Food network will be on but we won't be watching
O by "watching" I mean "background noise"
You asked the dj to play 'who let the dogs out" because it was your birthday. You left the bar and then re-entered to the song
talking dirty on facebook chat is the new phone sex.
Single handedly the worst sex I've ever had just went down. Its like we both laid there after word-less thinking about the other " could they be any worse in bed" ?
Restaurants Roasting People Who Gave Them Negative Yelp Reviews (25 Pics)
I'm pretty sure he's lost all respect for me. it probably happened somewhere around the time i had officially slept with every single one of his friends..
Mystery solved. Def had ice creme last night. There is a melted half eaten ice creme bar next to the bed. Which had melted onto my pillow. That explains why it was in my hair too. Im a fucking sherlock holmes over here.

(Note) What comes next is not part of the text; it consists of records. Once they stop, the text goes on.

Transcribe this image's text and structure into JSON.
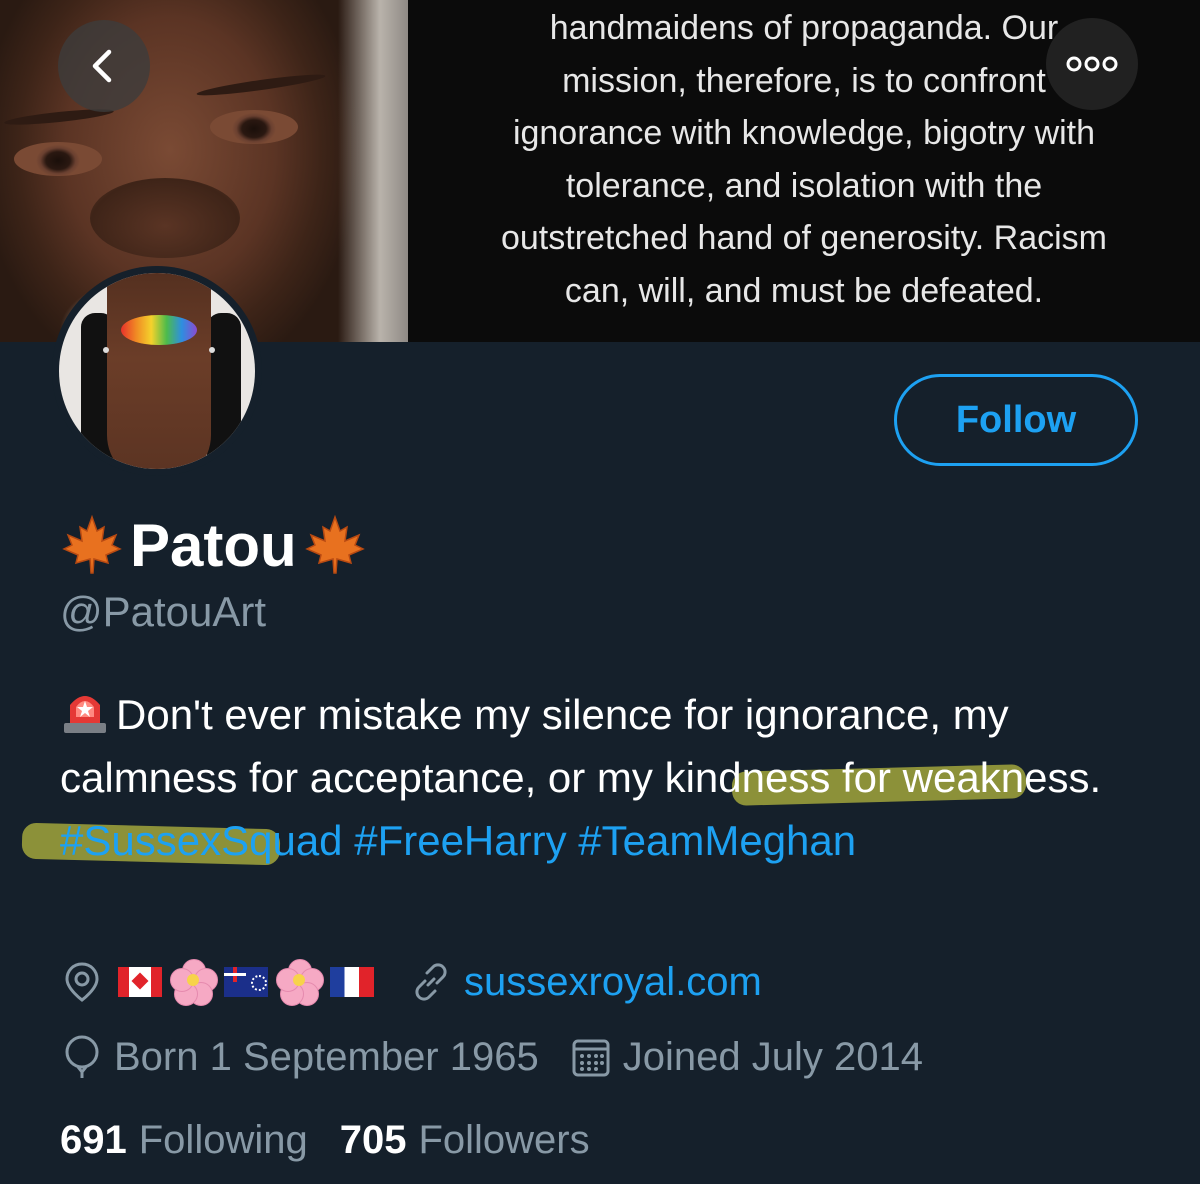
{
  "banner": {
    "quote_lines": [
      "handmaidens of propaganda. Our",
      "mission, therefore, is to confront",
      "ignorance with knowledge, bigotry with",
      "tolerance, and isolation with the",
      "outstretched hand of generosity. Racism",
      "can, will, and must be defeated."
    ]
  },
  "icons": {
    "back": "chevron-left-icon",
    "more": "more-icon",
    "location": "location-icon",
    "link": "link-icon",
    "birthday": "balloon-icon",
    "calendar": "calendar-icon",
    "name_emoji": "maple-leaf-emoji",
    "bio_emoji": "police-light-emoji"
  },
  "actions": {
    "follow_label": "Follow"
  },
  "profile": {
    "display_name": "Patou",
    "handle": "@PatouArt",
    "bio_text": "Don't ever mistake my silence for ignorance, my calmness for acceptance, or my kindness for weakness.",
    "hashtags": [
      "#SussexSquad",
      "#FreeHarry",
      "#TeamMeghan"
    ],
    "location_emoji": [
      "canada-flag",
      "cherry-blossom",
      "cook-islands-flag",
      "cherry-blossom",
      "france-flag"
    ],
    "website": "sussexroyal.com",
    "born": "Born 1 September 1965",
    "joined": "Joined July 2014"
  },
  "stats": {
    "following_count": "691",
    "following_label": "Following",
    "followers_count": "705",
    "followers_label": "Followers"
  },
  "colors": {
    "background": "#15202b",
    "accent": "#1da1f2",
    "secondary_text": "#8899a6",
    "highlighter": "#eeee46"
  }
}
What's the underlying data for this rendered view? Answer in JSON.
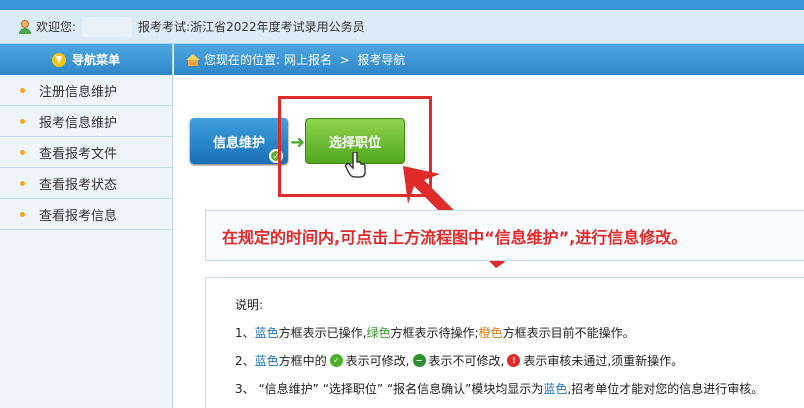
{
  "header": {
    "welcome_label": "欢迎您:",
    "exam_label": "报考考试:",
    "exam_name": "浙江省2022年度考试录用公务员"
  },
  "sidebar": {
    "title": "导航菜单",
    "items": [
      {
        "label": "注册信息维护"
      },
      {
        "label": "报考信息维护"
      },
      {
        "label": "查看报考文件"
      },
      {
        "label": "查看报考状态"
      },
      {
        "label": "查看报考信息"
      }
    ]
  },
  "breadcrumb": {
    "prefix": "您现在的位置:",
    "path": "网上报名  >  报考导航"
  },
  "flow": {
    "step1_label": "信息维护",
    "step2_label": "选择职位"
  },
  "notice": {
    "text": "在规定的时间内,可点击上方流程图中“信息维护”,进行信息修改。"
  },
  "explain": {
    "title": "说明:",
    "line1": {
      "p1": "1、",
      "blue": "蓝色",
      "p2": "方框表示已操作, ",
      "green": "绿色",
      "p3": "方框表示待操作;",
      "orange": "橙色",
      "p4": "方框表示目前不能操作。"
    },
    "line2": {
      "p1": "2、",
      "blue": "蓝色",
      "p2": "方框中的",
      "p3": "表示可修改,",
      "p4": "表示不可修改,",
      "p5": "表示审核未通过,须重新操作。"
    },
    "line3": {
      "p1": "3、 “信息维护” “选择职位” “报名信息确认”模块均显示为",
      "blue": "蓝色",
      "p2": ",招考单位才能对您的信息进行审核。"
    }
  },
  "colors": {
    "accent_blue": "#2f86c9",
    "highlight_red": "#e02b2b",
    "action_green": "#52a81f"
  }
}
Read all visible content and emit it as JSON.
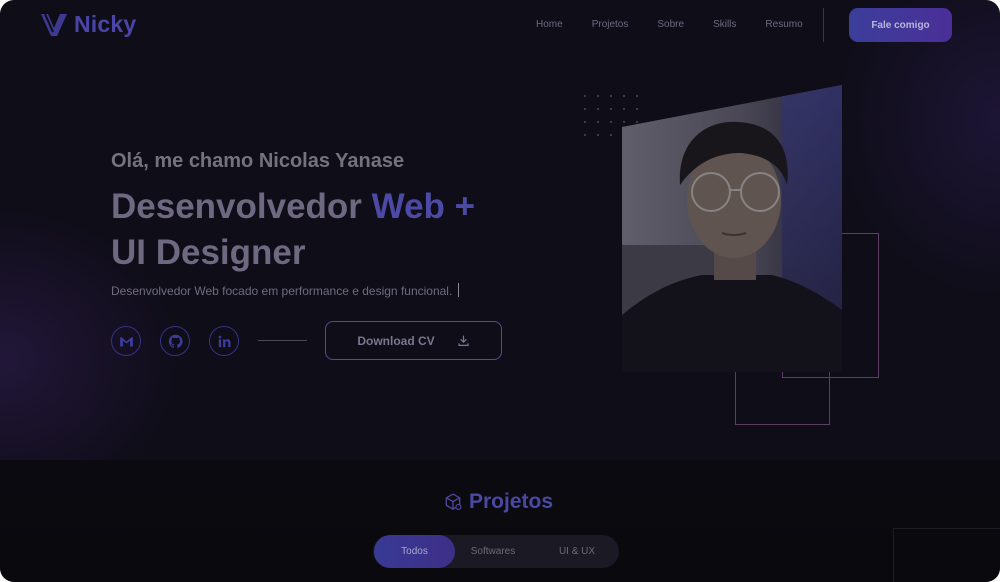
{
  "brand": {
    "name": "Nicky"
  },
  "nav": {
    "links": [
      "Home",
      "Projetos",
      "Sobre",
      "Skills",
      "Resumo"
    ],
    "cta": "Fale comigo"
  },
  "hero": {
    "greeting": "Olá, me chamo Nicolas Yanase",
    "title_part1": "Desenvolvedor",
    "title_accent": "Web +",
    "title_part2": "UI Designer",
    "subtitle": "Desenvolvedor Web focado em performance e design funcional.",
    "socials": [
      {
        "name": "gmail-icon"
      },
      {
        "name": "github-icon"
      },
      {
        "name": "linkedin-icon"
      }
    ],
    "download_label": "Download CV"
  },
  "projects": {
    "title": "Projetos",
    "filters": [
      "Todos",
      "Softwares",
      "UI & UX"
    ],
    "active_filter": "Todos"
  },
  "colors": {
    "background": "#0f0d18",
    "accent": "#4d4aa6",
    "text_muted": "#6f6c80"
  }
}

Your CAR. Is in a LAKE. I'd say "a big mess" is a pretty conservative description of the situation.
Hey will pizza rolls help if you accidentally get a diabetic chihuahua drunk?
I mean, who doesn't have an ex involved with bath salts?
Woman Posts Harassing DMs From Creep Online, Now He’s Upset Because People Told His Mom
what better to celebrate not being pregnant than to eat a bowl full of rum soaked pineapples?
so this maintenance guy stood at the corner of my cubical and scratched his balls for like a full minute cause he thought no one could see him
I knew it was all downhill from there when the straight vodka I was drinking tasted like water.
Dude you were so wasted you thought a fake electric candle was real and tried to light your cig with it. Multiple times.
Dear Ex-Sister-in-Law, I never thought I would say this, but I just found your panties in my back seat. Please remind me to give them back.
You ever fart so hard it made you cum a little? A "friend of mine" wanted to know.